Un crocodile peut manger jusqu'à 5 poulets en une journée mais il peut également jeûner pendant deux semaines. Il se déplace de manière placide mais peut également faire des bonds impressionnants pour atteindre une proie.

 


Quelques maraîchages sont installés autour de la mare. Cultivés par les jeunes du village, il a permis l'auto-suffisance alimentaire. Le pompage se fait à l'aide de pompes à pied  raccordées à des tuyaux qui plongent dans la mare. Un puits borde ces maraîchages, permettant de relayer l'arrosage en cas de sècheresse

 

LE CAMPEMENT TANGA ZOUGOU

 

Le campement se trouve à l'entrée de la mare aux crocodiles.
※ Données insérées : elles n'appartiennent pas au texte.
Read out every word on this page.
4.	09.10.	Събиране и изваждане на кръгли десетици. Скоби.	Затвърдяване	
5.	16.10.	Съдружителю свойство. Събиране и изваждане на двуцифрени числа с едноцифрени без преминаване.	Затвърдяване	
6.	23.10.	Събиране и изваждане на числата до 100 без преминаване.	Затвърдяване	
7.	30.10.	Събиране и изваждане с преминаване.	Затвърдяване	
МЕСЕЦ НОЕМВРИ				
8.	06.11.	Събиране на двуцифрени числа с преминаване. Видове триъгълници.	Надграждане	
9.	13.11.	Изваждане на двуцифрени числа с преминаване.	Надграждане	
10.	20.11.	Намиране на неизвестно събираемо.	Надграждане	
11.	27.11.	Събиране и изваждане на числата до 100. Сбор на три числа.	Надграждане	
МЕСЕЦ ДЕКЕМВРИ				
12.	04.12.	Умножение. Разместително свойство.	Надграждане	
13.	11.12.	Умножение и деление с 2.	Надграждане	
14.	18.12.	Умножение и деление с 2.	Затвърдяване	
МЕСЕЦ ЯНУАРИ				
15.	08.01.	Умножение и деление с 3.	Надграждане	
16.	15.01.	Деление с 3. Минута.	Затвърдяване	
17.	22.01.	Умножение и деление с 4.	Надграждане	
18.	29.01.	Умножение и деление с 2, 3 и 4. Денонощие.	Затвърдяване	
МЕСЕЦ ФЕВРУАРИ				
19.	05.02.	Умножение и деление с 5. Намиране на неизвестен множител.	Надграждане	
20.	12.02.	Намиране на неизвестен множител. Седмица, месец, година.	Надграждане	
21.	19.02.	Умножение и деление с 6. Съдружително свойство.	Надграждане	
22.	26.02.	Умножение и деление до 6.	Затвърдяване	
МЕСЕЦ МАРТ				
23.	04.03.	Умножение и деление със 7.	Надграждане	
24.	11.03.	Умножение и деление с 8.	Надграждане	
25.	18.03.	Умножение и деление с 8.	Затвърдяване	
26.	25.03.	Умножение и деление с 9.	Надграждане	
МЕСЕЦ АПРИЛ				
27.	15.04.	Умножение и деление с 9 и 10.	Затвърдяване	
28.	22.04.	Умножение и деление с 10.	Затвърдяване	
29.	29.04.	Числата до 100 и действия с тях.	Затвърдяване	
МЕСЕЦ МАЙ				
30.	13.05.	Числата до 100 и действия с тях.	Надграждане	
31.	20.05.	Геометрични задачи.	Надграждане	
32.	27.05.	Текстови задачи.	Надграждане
Il a été construit il y a 5 ans avec l'aide du Conseil Général du Territoire de Belfort.
Il appartient  à un complexe hôtelier ouagalais, mais c'est l'association Artoude qui gère le campement.
Ouvert tous les jours et toute l'année, il offre gîte et couvert. Les chambres sont installées dans des cases single, double, triple... à des prix très variés (à partir de 7500 francs cfa)

Il possède l'eau courante grâce à un chateau d'eau et l'électricité grâce à un groupe électrogène. Il accueille aussi bien des touristes désireux de suivre un stage avec le centre artisanal situé juste à côté du campement, que des scolaires venus avec leur classe visiter la mare et le centre.

 

 

Renseignements pour joindre le centre.
SOPATEL S.A, campement bazoule 11 CMS BP 1873 ouagadougou 11
– tel 50 30 48 90 – 78 73 70 55 – mail : la palmeraieouagadougou@yahoo.fr
– site : www.lapalmeraie.biz

 

 

LE CENTRE ARTISANAL

 

Le centre artisanal touche le campement dont il est un prolongement. Au sein du campement on peut voir un homme âgé tisser des pagnes blancs selon la méthode la plus traditionnelle ; il a fabriqué lui-même chaque élément de son métier et actionne encore les fils avec ses pieds.

 

 

 

 

Des bronziers, des batikiers, bogolan, sculpture sur bois.... Des nombreux artisans travaillent à côté du campement. Plusieurs bâtiments ont été construits à cet effet, pour accueillir des stagiaires à certaines périodes. Il est en effet possible pendant plusieurs jours d'apprendre à faire un bronze ou un batik.

 


bronzier, batikier

 


Les femmes ne sont pas en reste. Plusieurs villages environnants se sont regroupés en association de femmes "Song-Taaba" ("toutes ensembles") afin de mettre en commun dans une boutique toute leur production : habits, confitures, bijoux, karité, poteries, textiles divers....

 

 

A noter au centre du village la présence d'un autre campement et d'un musée.